Wade managed a weak smile.
I was about to brush myself off—muster some dignity. Up above, Gideon yelped and shouted in sudden pain. Wood snapped, the flashlight dropped into the overhead passage, then Gideon came tumbling toward us.
8
Gideon caught the edge of the foyer floor, swinging for a moment, ready to pull himself up, then yelled an oath. In the next instant he was falling into the passage above our heads, shouting something in a language I didn’t know.
Wade and I dived out of the way as Gideon managed to land on his feet on the ledge of the basement floor above us, then tumbled back. Again, he caught himself, slamming into the earth and stone tunnel, before finally hitting and rolling in a fresh burst of dust.

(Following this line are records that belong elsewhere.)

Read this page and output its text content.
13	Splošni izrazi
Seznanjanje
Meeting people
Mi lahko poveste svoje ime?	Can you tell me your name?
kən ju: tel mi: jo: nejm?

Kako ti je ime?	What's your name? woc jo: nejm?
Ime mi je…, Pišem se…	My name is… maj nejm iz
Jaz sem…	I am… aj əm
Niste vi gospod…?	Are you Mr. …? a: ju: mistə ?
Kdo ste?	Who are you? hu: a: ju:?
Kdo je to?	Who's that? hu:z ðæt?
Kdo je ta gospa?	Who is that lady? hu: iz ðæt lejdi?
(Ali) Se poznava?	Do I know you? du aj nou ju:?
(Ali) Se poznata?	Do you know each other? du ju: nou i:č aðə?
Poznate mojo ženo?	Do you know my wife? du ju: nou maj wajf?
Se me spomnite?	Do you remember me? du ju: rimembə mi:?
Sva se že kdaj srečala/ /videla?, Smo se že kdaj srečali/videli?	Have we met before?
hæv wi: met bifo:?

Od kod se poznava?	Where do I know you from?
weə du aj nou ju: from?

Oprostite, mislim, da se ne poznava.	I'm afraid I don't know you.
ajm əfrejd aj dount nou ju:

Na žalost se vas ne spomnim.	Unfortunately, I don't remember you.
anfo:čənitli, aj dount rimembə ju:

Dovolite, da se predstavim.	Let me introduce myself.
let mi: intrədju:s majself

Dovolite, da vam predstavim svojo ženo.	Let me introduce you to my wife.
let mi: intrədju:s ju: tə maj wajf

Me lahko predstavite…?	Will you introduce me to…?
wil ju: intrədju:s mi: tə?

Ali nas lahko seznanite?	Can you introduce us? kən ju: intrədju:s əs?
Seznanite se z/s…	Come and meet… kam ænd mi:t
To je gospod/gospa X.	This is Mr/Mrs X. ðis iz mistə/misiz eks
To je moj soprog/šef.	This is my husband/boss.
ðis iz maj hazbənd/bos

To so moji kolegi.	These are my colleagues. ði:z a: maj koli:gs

He was still yelling, switching to English. “That two-faced ass-wipe! Lowdown son of a vixen! I’ll wring his scrawny neck! I’ll turn the fucker inside out!” It went on as he coughed and struggled to his feet, scrambling back at the tunnel as if he would run up the passage like a spider. And on. Swearing like my grandfather reminiscing about Vietnam after his fourth pint.
Adam abandoned keeping watch for us to bound over, sniffing Gideon, hackles up.
Gideon yelled up the tunnel, shaking his fist at something. “Come near again and you’ll be wearing your ass between your ears, you swine-faced, shit-eating maggot!”
Wade and I, sitting on the floor side-by-side after our dodge, glanced at one another.
Wade cleared his throat and coughed dust. The only light came from the orange glow flickering around his fingers like embers.
Adam snarled up into the tunnel, letting loose a sort of bark-growl, loud enough to make me jump, even amidst the yelling as it rattled around like a shot.
Wade glanced at the dark passage and tried again. “Is it possible we could be drawing attention?”
I chuckled, surprising myself. “Don’t worry about that. They’re not deaf. That ship sailed. All the way to the horizon.”
He blinked at me, eyes widening, and the light in his hands very nearly went out.
“Slow, remember?” I said. “We just need to get out of here.”
My beanpole, pretty-boy, deadly-weapon sidekick gulped. “Any … plan on that?”
“Hey?” I kicked Gideon in the ankle.
He was already subsiding, bending and trying to see his own hands in the faint light, still muttering. Did shifters have their own langu
age? I’d never heard of such a thing. But I’d never heard a language like this either. Latin sounds to it, for sure. Beyond that, though…?
“Gideon? What happened?”
He shook his head, growling and not looking at me. Not like an argh human noise. Growling like a dog with a bone. His hands were bloody and scratched from the fall and catching himself on the boards. Plus…
“He bit me,” Gideon finally answered, shaking his head in disgust and wiping bleeding hands on his filthy motorcycle pants.
“Something bit you?”
“A vampire?” Wade scrambled to his feet, breaths catching again. “Then we’re surrounded?”
“Not a stiff. I could understand that.” Again, Gideon glared upward. “That fox.”
I snorted. “A fox bit you?”
“First he comes up behind me, bites one hand, then I catch the edge and he bites the other, the scheming little bastard.”
“You’re shitting me.” I also got up, rolling my eyes in the dark. “A wild fox didn’t just sneak up on you.”
“Pound his damn head in…” Reaching up to feel around inside the tunnel, seeking handholds.
“It was probably a trick,” I said. “Infestations can make you see things that aren’t there, feel things you don’t feel. It’s part of the danger. It’s why you need a team to take on the really bad houses. Something wanted you down in here with us. I suppose a fox image worked as well as any since you’d just seen one. The vampires tapped into that.”
Gideon withdrew to look around at us. “It’s a bit of a lost hunt, this chute. Where’s the place they’re shuffling from the blood bank? That might be our only way out.”
“Like hell,” Wade said, flat.
I pointed.
Gideon squinted at the passage. “Crap… That’s…”
“Not even four feet high?” I said. “We have to go up. Let me check it out. You two watch the passage. Wade? What about making handholds?”
“Harnessing earth element?” Wade kept looking around, twitchier by the second. “Go ahead.”